Wie reagieren die Märkte?
Die Zollerhöhungen lösten bei den Anlegern zunächst eine Flucht in sichere Häfen aus. Im Gegenzug gaben die Aktienkurse auf breiter Front nach – auch am Schweizer Aktienmarkt. «Donald Trump bricht einen globalen Handelskrieg vom Zaun», kommentierte Chefökonom Thomas Gitzel von der VP Bank. «Die geplanten Massnahmen übertreffen die schlimmsten Befürchtungen.» Ein weiterer Marktstratege sprach vom Ende der Freihandelsära. Der Leitindex SMI verlor am Nachmittag 2,3 Prozent. Der SLI, in dem die 30 wichtigsten Aktien enthalten sind, fiel um 2,9 Prozent. Noch deutlicher ging es an den asiatischen Börsen abwärts, während die europäische Märkte ähnlich stark wie hierzulande verloren.
Wie reagiert die Schweiz?
Der Bundesrat verzichtet auf unmittelbare Gegenmassnahmen. Eine Zunahme der handelspolitischen Spannungen liege nicht im Interesse der Schweiz, erklärte Bundespräsidentin Karin Keller-Sutter vor den Medien. Gegenmassnahmen wären mit Kosten für die Schweizer Volkswirtschaft verbunden. Gleichzeitig drückte die Bundesrätin ihr Unverständnis aus: «Die Berechnungen der US-Regierung sind für den Bundesrat nicht nachvollziehbar.» Und: «Wir bedauern, dass sich die USA weiter vom Freihandel und einer regelbasierten Ordnung im Welthandel entfernen.» Für den Wirtschaftsdachverband Economiesuisse gibt es aus ökonomischer Sicht keine nachvollziehbaren Gründe für die Zölle. «Die Importzölle der Schweiz liegen insgesamt schon heute deutlich unter jenen der USA», hiess es in der Stellungnahme des Verbands. Die neuen US-Zölle würden laut Economiesuisse nicht nur die Schweizer Exporte verteuern, sondern auch die Wettbewerbsfähigkeit der Unternehmen schwächen und das Investitionsklima belasten. Der Gewerbeverband (SGV) forderte Handelsdiplomatie statt Wehklagen.

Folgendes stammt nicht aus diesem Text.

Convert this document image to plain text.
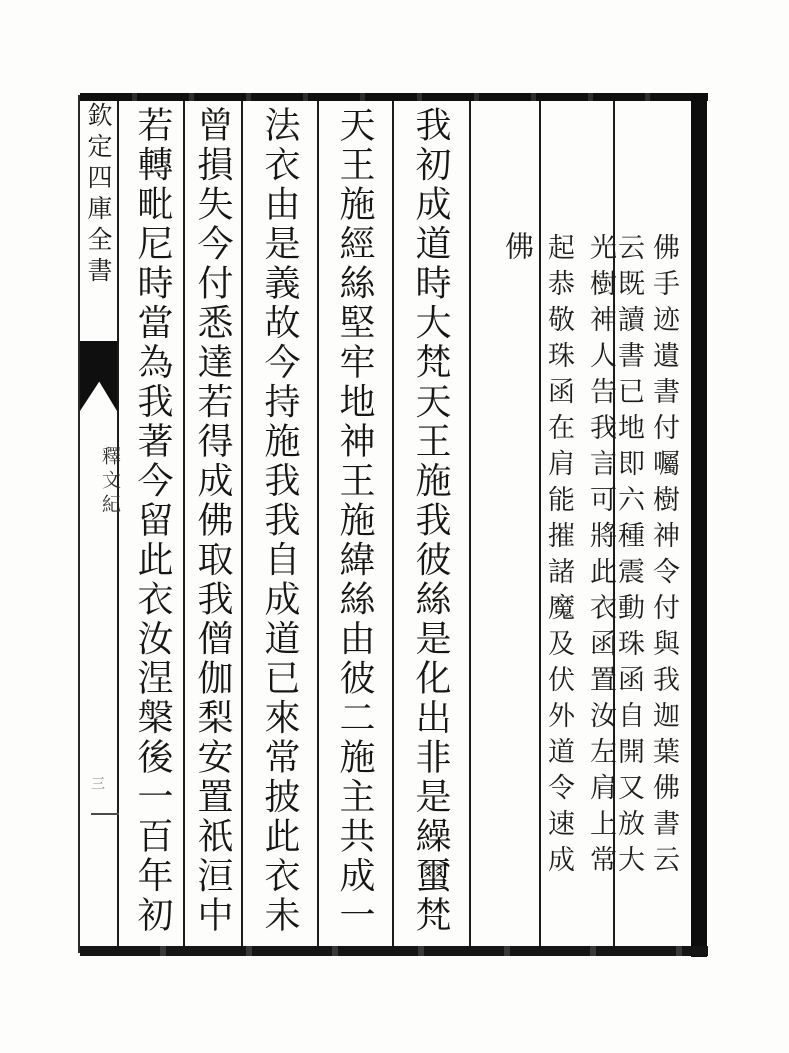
佛手迹遺書付囑樹神令付與我迦葉佛書云
云既讀書已地即六種震動珠函自開又放大
光樹神人告我言可將此衣函置汝左肩上常
起恭敬珠函在肩能摧諸魔及伏外道令速成
佛
我初成道時大梵天王施我彼絲是化出非是繰蠒梵
天王施經絲堅牢地神王施緯絲由彼二施主共成一
法衣由是義故今持施我我自成道已來常披此衣未
曾損失今付悉達若得成佛取我僧伽梨安置祇洹中
若轉毗尼時當為我著今留此衣汝涅槃後一百年初
欽定四庫全書
釋文紀
三
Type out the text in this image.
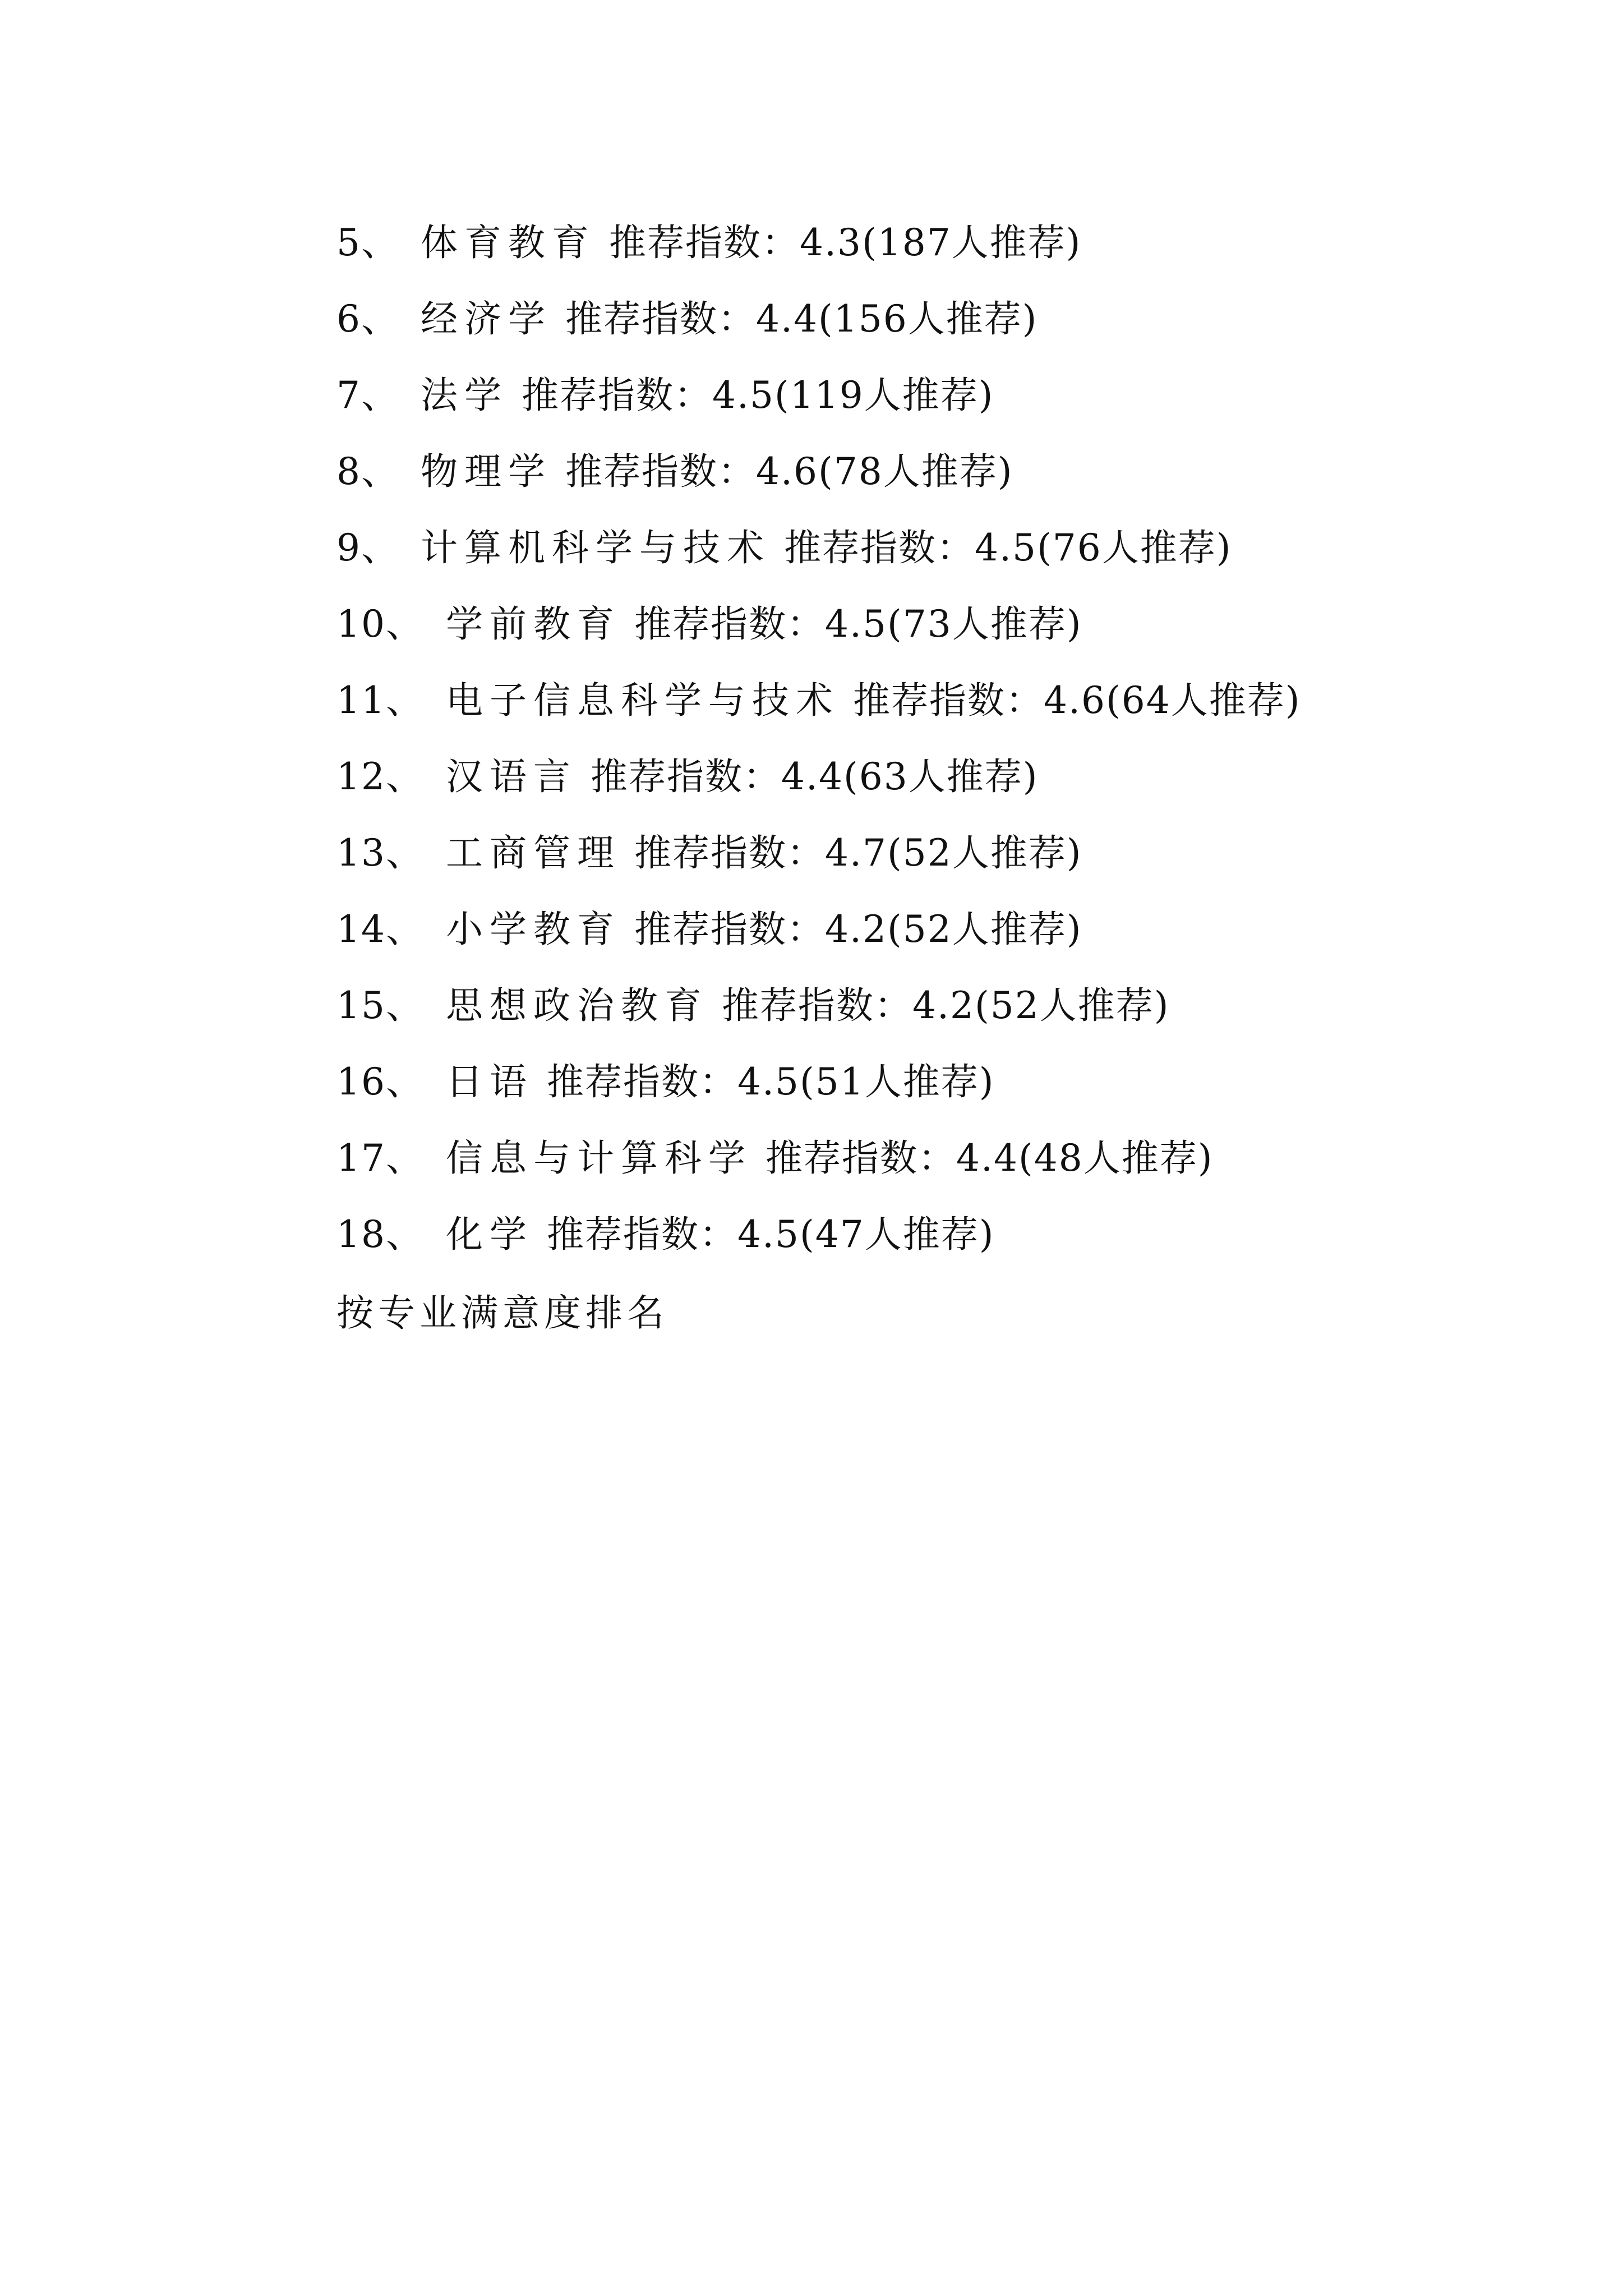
5、 体育教育 推荐指数：4.3(187人推荐)
6、 经济学 推荐指数：4.4(156人推荐)
7、 法学 推荐指数：4.5(119人推荐)
8、 物理学 推荐指数：4.6(78人推荐)
9、 计算机科学与技术 推荐指数：4.5(76人推荐)
10、 学前教育 推荐指数：4.5(73人推荐)
11、 电子信息科学与技术 推荐指数：4.6(64人推荐)
12、 汉语言 推荐指数：4.4(63人推荐)
13、 工商管理 推荐指数：4.7(52人推荐)
14、 小学教育 推荐指数：4.2(52人推荐)
15、 思想政治教育 推荐指数：4.2(52人推荐)
16、 日语 推荐指数：4.5(51人推荐)
17、 信息与计算科学 推荐指数：4.4(48人推荐)
18、 化学 推荐指数：4.5(47人推荐)
按专业满意度排名
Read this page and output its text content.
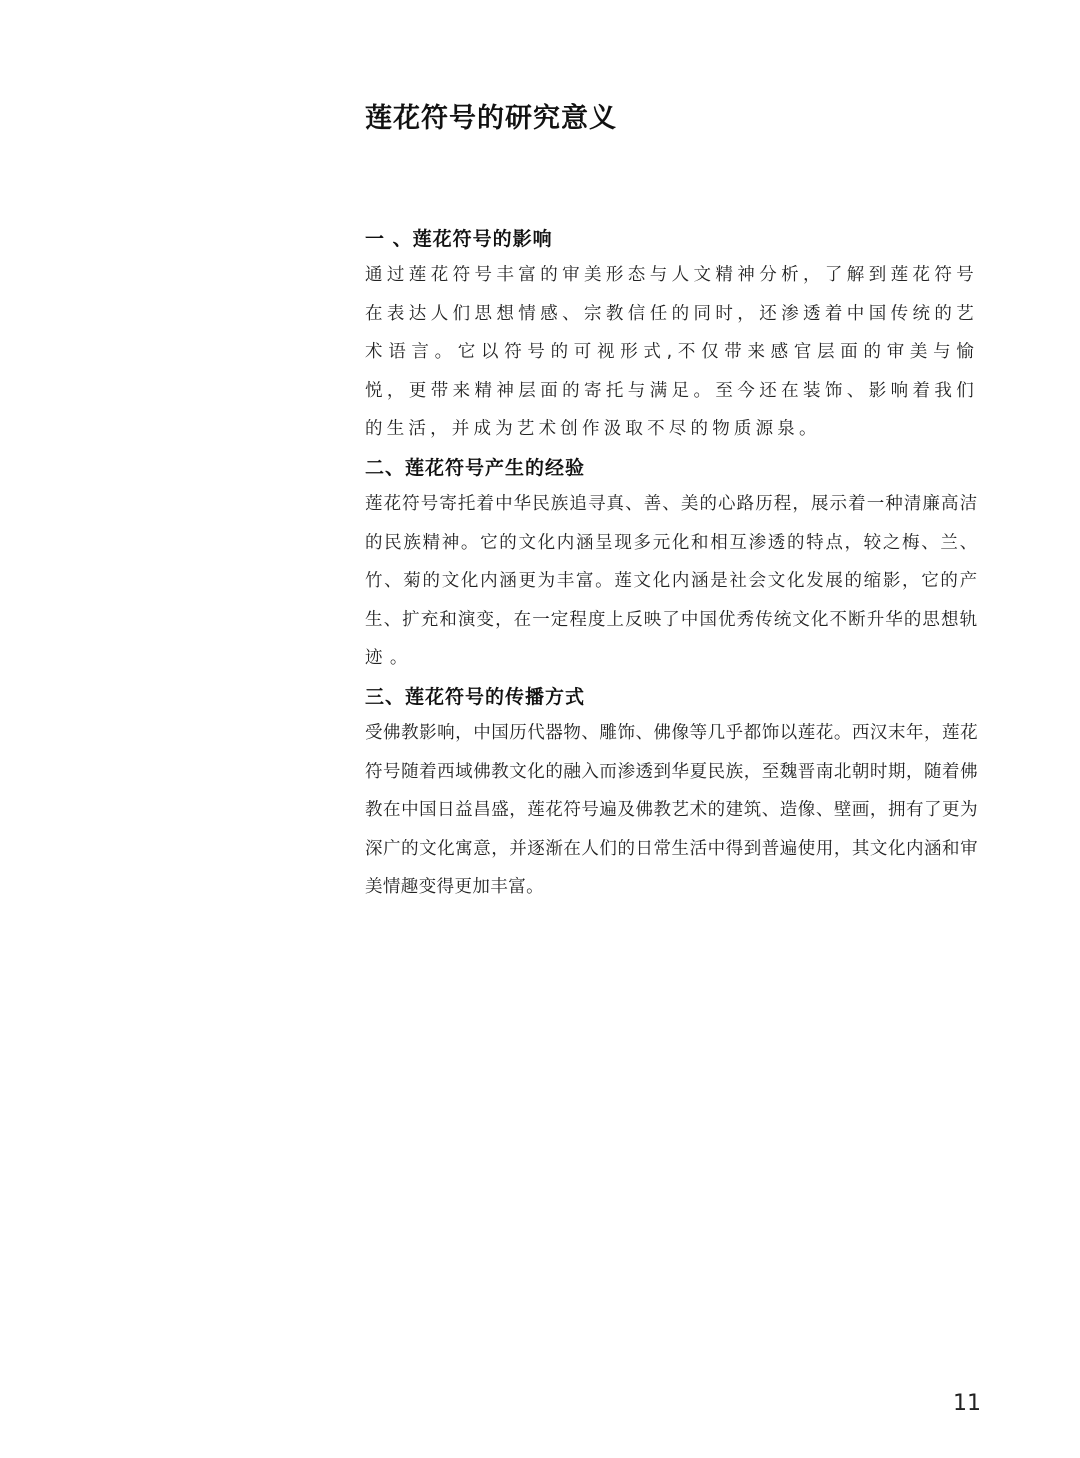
莲花符号的研究意义
一 、莲花符号的影响

通过莲花符号丰富的审美形态与人文精神分析，了解到莲花符号在表达人们思想情感、宗教信任的同时，还渗透着中国传统的艺术语言。它以符号的可视形式,不仅带来感官层面的审美与愉悦，更带来精神层面的寄托与满足。至今还在装饰、影响着我们的生活，并成为艺术创作汲取不尽的物质源泉。

二、莲花符号产生的经验

莲花符号寄托着中华民族追寻真、善、美的心路历程，展示着一种清廉高洁的民族精神。它的文化内涵呈现多元化和相互渗透的特点，较之梅、兰、竹、菊的文化内涵更为丰富。莲文化内涵是社会文化发展的缩影，它的产生、扩充和演变，在一定程度上反映了中国优秀传统文化不断升华的思想轨迹 。

三、莲花符号的传播方式

受佛教影响，中国历代器物、雕饰、佛像等几乎都饰以莲花。西汉末年，莲花符号随着西域佛教文化的融入而渗透到华夏民族，至魏晋南北朝时期，随着佛教在中国日益昌盛，莲花符号遍及佛教艺术的建筑、造像、壁画，拥有了更为深广的文化寓意，并逐渐在人们的日常生活中得到普遍使用，其文化内涵和审美情趣变得更加丰富。

11
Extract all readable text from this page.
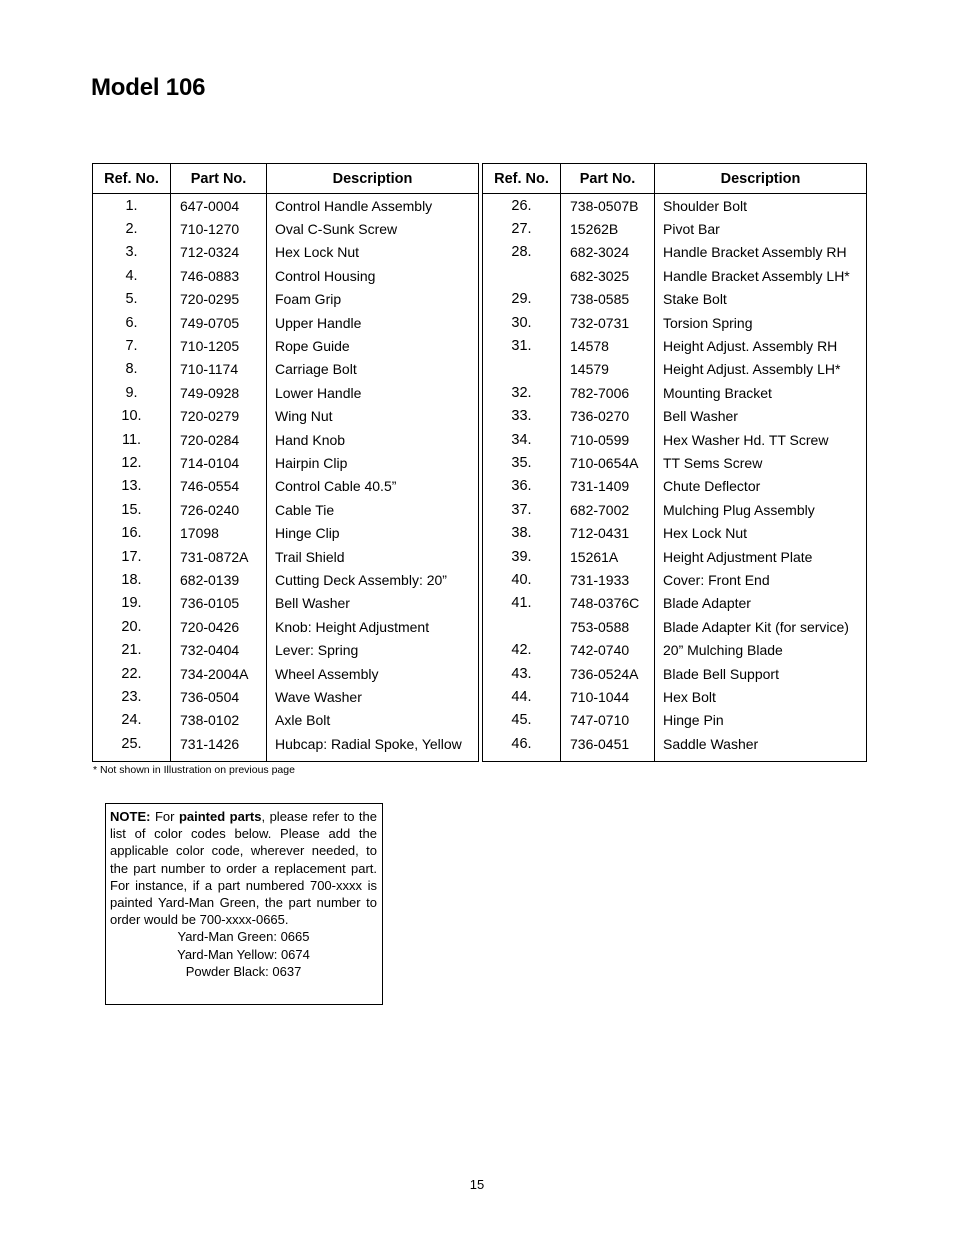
Model 106
Ref. No.	Part No.	Description
1.	647-0004	Control Handle Assembly
2.	710-1270	Oval C-Sunk Screw
3.	712-0324	Hex Lock Nut
4.	746-0883	Control Housing
5.	720-0295	Foam Grip
6.	749-0705	Upper Handle
7.	710-1205	Rope Guide
8.	710-1174	Carriage Bolt
9.	749-0928	Lower Handle
10.	720-0279	Wing Nut
11.	720-0284	Hand Knob
12.	714-0104	Hairpin Clip
13.	746-0554	Control Cable 40.5”
15.	726-0240	Cable Tie
16.	17098	Hinge Clip
17.	731-0872A	Trail Shield
18.	682-0139	Cutting Deck Assembly: 20”
19.	736-0105	Bell Washer
20.	720-0426	Knob: Height Adjustment
21.	732-0404	Lever: Spring
22.	734-2004A	Wheel Assembly
23.	736-0504	Wave Washer
24.	738-0102	Axle Bolt
25.	731-1426	Hubcap: Radial Spoke, Yellow
Ref. No.	Part No.	Description
26.	738-0507B	Shoulder Bolt
27.	15262B	Pivot Bar
28.	682-3024	Handle Bracket Assembly RH
	682-3025	Handle Bracket Assembly LH*
29.	738-0585	Stake Bolt
30.	732-0731	Torsion Spring
31.	14578	Height Adjust. Assembly RH
	14579	Height Adjust. Assembly LH*
32.	782-7006	Mounting Bracket
33.	736-0270	Bell Washer
34.	710-0599	Hex Washer Hd. TT Screw
35.	710-0654A	TT Sems Screw
36.	731-1409	Chute Deflector
37.	682-7002	Mulching Plug Assembly
38.	712-0431	Hex Lock Nut
39.	15261A	Height Adjustment Plate
40.	731-1933	Cover: Front End
41.	748-0376C	Blade Adapter
	753-0588	Blade Adapter Kit (for service)
42.	742-0740	20” Mulching Blade
43.	736-0524A	Blade Bell Support
44.	710-1044	Hex Bolt
45.	747-0710	Hinge Pin
46.	736-0451	Saddle Washer
* Not shown in Illustration on previous page
NOTE: For painted parts, please refer to the list of color codes below. Please add the applicable color code, wherever needed, to the part number to order a replacement part. For instance, if a part numbered 700-xxxx is painted Yard-Man Green, the part number to order would be 700-xxxx-0665.
Yard-Man Green: 0665
Yard-Man Yellow: 0674
Powder Black: 0637
15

Was bedeuten die Zölle für die EU?
Die Exporte der EU in die USA werden ab nächster Woche mit 20 Prozent Zoll belegt. Trump kritisiert nicht nur die höheren Zölle, sondern auch die europäische Mehrwertsteuer als Handelsbarriere – ein fragwürdiges Argument, da sie für alle Produkte gilt. Die USA beziffern die durchschnittlichen EU-Zölle auf 39 Prozent, wobei unklar ist, wie dieser Wert berechnet wurde. Die EU-Kommission betont, dass der reale Durchschnittszoll auf beiden Seiten bei etwa einem Prozent liege. Fachleute sehen die Zollunterschiede meist als gering an, mit Ausnahme des Agrarsektors, wo die EU höhere Zölle auf Milchprodukte, Fleisch, Zucker und Geflügel erhebt. Auch Textilien aus den USA sind stärker betroffen, während umgekehrt Zölle auf Kunststoffe, Chemikalien und Antiquitäten in den USA höher sind.
Wie reagiert die EU?
Die EU bereitet Gegenmassnahmen vor, bleibt aber gesprächsbereit. «Wir finalisieren bereits das erste Massnahmenpaket als Reaktion auf die Stahlzölle und bereiten nun weitere Massnahmen vor, um unsere Interessen und Unternehmen zu schützen, falls die Verhandlungen scheitern», sagt EU-Kommissionspräsidentin Ursula von der Leyen. Zugleich betont die deutsche Spitzenpolitikerin, es sei noch nicht zu spät für Verhandlungen und appelliert an die US-Seite, sich auf Gespräche einzulassen. Ziel müsse es sein, Handelshemmnisse abzubauen und nicht, sie zu erhöhen.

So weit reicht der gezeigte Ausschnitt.